Selçuklu Türk Devleti’nin efsane veziri, büyük devlet adamı, meşhur ismiyle Nizamülmülk’ün (1018-1092) zaman tünelinden asrımıza damıtılarak ders niteliğindeki tavsiyeleri, uygulamaları büyük önem arz etmektedir. Bu vesile ile herkese rehber olacak Siyasetname adlı eserinden günümüz devlet adamlarına yol gösterici niteliğindeki “Padişahların memleket işleri için alimlerle meşveret yapması” faslını nakledeceğim. İstişari eleştiri diye bendenizin literatüre kazandırdığı husus için çok mühim ipuçları sunmaktadır.
Siyasetnâme (Siyer’u-mülûk) adlı eserinde şöyle denilmektedir: “İşler hakkında kendisiyle meşveret yapılacak kişinin kuvvetli görüş sahibi olması gerekir. Herkesin bir ihtisas sahası vardır, bir kişinin çok iyi bildiği bir işi, diğeri bilmez. Bir insanın bilgisi vardır, pratiği yoktur. Fakat bir diğerinin bilgisi de, pratiği de, yeterli tecrübesi de vardır. Bunu şöyle açıklayabiliriz: Bir şahıs bir hastalığın ilacını kitaplarda arar, bulur, okur, üstelik bütün ilaçların isimlerini de bilir, o kadar. Bir diğeri bütün ilaçların isimlerini bildiği gibi, hasta tedavi etmiş ve defalarca tecrübe yapmış ise, bu iki zat asla aynı olamaz. Aynı şekilde, pek çok sefer yaparak dünyayı görmüş, zamanın acı ve tatlı anlarını yaşamış, başından türlü işler geçmiş bir adamla, hiç yolculuğa çıkmamış, vilayetler görmemiş, yolcukluk sıkıntısı çekmemiş adam aynı olamaz.

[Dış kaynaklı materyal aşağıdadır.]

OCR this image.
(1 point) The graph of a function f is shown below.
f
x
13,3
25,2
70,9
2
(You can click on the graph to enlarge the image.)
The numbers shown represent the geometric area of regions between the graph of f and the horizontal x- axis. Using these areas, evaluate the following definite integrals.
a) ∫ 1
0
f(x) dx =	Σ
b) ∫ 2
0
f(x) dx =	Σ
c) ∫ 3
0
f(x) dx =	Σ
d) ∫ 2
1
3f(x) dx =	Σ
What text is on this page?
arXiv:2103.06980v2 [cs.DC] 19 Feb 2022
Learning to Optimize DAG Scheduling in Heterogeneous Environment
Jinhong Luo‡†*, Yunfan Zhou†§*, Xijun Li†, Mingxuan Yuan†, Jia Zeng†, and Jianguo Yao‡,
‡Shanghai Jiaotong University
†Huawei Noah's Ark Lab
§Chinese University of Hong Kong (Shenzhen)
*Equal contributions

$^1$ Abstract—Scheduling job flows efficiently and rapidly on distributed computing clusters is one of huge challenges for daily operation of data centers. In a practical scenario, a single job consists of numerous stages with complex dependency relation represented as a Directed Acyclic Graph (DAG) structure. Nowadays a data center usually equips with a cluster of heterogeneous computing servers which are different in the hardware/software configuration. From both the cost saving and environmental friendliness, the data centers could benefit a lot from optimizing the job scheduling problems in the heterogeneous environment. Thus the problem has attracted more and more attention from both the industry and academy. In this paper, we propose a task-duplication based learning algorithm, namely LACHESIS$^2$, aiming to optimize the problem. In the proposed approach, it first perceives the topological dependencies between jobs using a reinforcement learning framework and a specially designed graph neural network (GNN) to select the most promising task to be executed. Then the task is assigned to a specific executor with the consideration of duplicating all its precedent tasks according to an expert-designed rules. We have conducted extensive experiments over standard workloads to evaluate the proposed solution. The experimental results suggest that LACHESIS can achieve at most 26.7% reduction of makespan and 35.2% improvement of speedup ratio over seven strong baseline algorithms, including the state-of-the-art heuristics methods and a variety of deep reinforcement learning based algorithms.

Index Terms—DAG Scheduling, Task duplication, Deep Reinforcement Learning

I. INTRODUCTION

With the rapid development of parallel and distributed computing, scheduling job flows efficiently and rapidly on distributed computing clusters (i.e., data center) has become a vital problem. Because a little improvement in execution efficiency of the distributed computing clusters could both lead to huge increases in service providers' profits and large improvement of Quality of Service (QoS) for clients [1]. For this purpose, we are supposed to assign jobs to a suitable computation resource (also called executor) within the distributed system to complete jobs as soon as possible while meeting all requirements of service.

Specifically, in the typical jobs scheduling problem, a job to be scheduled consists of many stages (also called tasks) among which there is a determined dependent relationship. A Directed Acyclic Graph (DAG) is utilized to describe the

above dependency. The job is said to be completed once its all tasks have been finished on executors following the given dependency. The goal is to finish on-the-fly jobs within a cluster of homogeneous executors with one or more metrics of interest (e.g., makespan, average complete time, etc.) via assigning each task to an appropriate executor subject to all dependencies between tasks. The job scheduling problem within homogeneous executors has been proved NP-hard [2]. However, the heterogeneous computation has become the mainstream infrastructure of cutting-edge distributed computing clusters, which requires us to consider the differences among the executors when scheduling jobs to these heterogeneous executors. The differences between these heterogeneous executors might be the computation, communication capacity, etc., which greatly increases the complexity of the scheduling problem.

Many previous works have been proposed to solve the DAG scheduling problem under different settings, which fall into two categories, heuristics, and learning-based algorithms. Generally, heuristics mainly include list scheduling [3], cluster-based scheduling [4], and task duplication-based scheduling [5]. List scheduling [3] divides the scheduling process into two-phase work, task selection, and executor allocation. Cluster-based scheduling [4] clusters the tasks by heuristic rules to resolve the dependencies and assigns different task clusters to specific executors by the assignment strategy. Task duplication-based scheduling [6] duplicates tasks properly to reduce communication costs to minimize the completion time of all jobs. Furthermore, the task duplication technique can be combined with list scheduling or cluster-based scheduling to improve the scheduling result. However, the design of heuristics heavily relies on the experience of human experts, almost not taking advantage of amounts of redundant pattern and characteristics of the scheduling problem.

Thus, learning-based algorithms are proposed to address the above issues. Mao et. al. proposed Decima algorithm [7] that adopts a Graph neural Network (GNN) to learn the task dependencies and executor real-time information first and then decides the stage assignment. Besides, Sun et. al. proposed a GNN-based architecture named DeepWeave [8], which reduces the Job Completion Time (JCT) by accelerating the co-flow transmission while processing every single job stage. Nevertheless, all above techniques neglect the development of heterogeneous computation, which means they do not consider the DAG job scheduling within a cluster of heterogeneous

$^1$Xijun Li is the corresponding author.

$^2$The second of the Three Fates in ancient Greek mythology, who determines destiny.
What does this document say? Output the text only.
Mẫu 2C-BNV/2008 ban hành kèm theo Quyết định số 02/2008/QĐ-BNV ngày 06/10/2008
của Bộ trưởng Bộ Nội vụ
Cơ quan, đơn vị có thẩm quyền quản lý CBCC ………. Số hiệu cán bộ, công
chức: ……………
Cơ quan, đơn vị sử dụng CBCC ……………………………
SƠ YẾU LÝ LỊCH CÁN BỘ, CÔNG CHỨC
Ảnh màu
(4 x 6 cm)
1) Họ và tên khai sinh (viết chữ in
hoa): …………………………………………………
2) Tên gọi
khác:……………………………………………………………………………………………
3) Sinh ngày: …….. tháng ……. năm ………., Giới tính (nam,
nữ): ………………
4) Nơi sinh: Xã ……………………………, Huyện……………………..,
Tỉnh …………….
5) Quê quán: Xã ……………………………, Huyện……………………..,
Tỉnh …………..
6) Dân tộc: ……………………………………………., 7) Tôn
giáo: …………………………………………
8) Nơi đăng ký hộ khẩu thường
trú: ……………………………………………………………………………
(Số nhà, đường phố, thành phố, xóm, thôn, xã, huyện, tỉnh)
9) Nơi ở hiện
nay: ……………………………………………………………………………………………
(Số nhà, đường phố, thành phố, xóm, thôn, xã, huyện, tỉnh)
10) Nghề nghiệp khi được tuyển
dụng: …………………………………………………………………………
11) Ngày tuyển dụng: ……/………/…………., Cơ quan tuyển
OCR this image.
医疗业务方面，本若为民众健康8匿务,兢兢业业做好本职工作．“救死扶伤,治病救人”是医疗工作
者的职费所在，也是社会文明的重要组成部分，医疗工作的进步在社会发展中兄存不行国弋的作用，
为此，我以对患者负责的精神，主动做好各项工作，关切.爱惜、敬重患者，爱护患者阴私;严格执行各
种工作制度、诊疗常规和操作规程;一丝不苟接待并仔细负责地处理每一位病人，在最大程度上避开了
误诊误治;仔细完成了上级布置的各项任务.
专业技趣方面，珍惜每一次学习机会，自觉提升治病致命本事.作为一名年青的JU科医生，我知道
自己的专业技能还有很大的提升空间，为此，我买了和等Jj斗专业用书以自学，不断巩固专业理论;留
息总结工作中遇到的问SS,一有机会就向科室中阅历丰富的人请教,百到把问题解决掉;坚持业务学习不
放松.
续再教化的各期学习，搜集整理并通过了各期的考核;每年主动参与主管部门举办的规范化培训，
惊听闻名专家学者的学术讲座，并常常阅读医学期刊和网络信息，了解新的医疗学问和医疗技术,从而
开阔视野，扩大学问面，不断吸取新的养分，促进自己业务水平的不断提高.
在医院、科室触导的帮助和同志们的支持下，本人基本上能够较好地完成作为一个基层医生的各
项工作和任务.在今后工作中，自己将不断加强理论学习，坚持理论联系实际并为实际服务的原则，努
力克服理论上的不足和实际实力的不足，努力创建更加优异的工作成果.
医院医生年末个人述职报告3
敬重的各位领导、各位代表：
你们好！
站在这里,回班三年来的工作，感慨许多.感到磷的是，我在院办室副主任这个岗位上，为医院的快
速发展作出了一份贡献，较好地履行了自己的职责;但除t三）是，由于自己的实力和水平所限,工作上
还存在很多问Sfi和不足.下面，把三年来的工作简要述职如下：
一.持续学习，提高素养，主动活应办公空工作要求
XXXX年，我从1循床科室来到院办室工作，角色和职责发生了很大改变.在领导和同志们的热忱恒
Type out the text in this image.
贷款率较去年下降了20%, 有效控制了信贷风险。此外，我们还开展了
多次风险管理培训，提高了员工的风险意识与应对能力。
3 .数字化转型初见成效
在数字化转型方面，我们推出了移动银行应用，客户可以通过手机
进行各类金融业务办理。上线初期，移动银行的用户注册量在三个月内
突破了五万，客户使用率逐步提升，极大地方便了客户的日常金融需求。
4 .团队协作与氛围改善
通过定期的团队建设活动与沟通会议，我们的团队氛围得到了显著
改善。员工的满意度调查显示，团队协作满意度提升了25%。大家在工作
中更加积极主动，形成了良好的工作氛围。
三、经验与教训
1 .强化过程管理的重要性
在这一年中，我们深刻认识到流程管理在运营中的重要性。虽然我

Bu hususta bilginlerin ve cihan görmüş ihtiyarların tecrübesinden istifade edilmelidir. Zekâsı çok keskin bir kişin bir işin gelişmesini ve neticesini hemen görebilir, bazıları bunu anlayamaz. Bilginlerin bir sözü vardır: “Bir kişinin tedbiri bir kişinin kuvvetine, iki kişinin tedbiri iki kişinin kuvvetine bedeldir.”
Şüphesiz on kişinin kuvveti bir kişinin gücünden çok daha fazla olur.
Böyle bir karşılaştırma yapanlar, dünyaya Peygamberimiz Muhammed (sa) ‘den daha âlim kimse gelmediğine ittifak etmişlerdir. O’nun bilgisi hakkında söylenecek söz yoktur. Görüp bildikleri haricinde göklerin, yerlerin, Cennet ve Cehennemin, levh, kalem, arş, kürsi ve benzeri pek çok şeyin bilgileri kendine arzedildi. Cebrail (as) gelip vahiy getirdiği zaman görülen görülmeyen şeylerden kendisine veriyordu. Bu kadar yücelik ve mucizelere sahip olduğu halde Allah taâlâ “Ey Muhammed! Bir iş yapacağın zaman işinde onlara danış” (Âl-i İmran 3/159) veya “Önemli bir olayla karşılaştığın zaman dostlarınla meşveret et” diye emrediyordu. Halbuki Peygamberimiz Hz. Muhammed (sa) meşveret etmekten sakınmıyordu. Kimse de “Benim kimseyle müşavereye ihtiyacım yok” diyemez.
Neticede, padişahın önemli bir olay karşısında ihtiyarlar, bilginler ve dostları ile meşveret etmesi vacip oluyor. Herkesin, ve bilhassa ihtisas sahiplerinin o konuda bildiklerini söyleyerek görüşlerini açıklamaları, her alimin zıt da olsa fikrini ortaya koyması, doğrunun ortaya çıkması için gereklidir. Meşveret yapmadan icraatta bulunan liderler bencil ve zayıf görüşlüdür.” (Nizamülmülk,(2011),Siyasetname, Terc.:Nurettin Bayburtlugil,Dergah Yay. İst. shf:112-113)
Devlet idaresi istişareyi esas almalı. İstişari eleştiri ile sevk ve idare, yapıcı bir üsluptur. Bunu temel alan bir fikrin hata yapması asgariye inecektir. Böylece zıtlık üzerine bina edilen, edilme tehlikesi gösteren siyaset anlayışını doğru bir zemine oturtacaktır. Ama bunun için istişari eleştiri atmosferinin tesis edilmesi gerekmektedir. Dolayısıyla mesuliyet mevkiidekilerin muhasebe yapması mecburidir.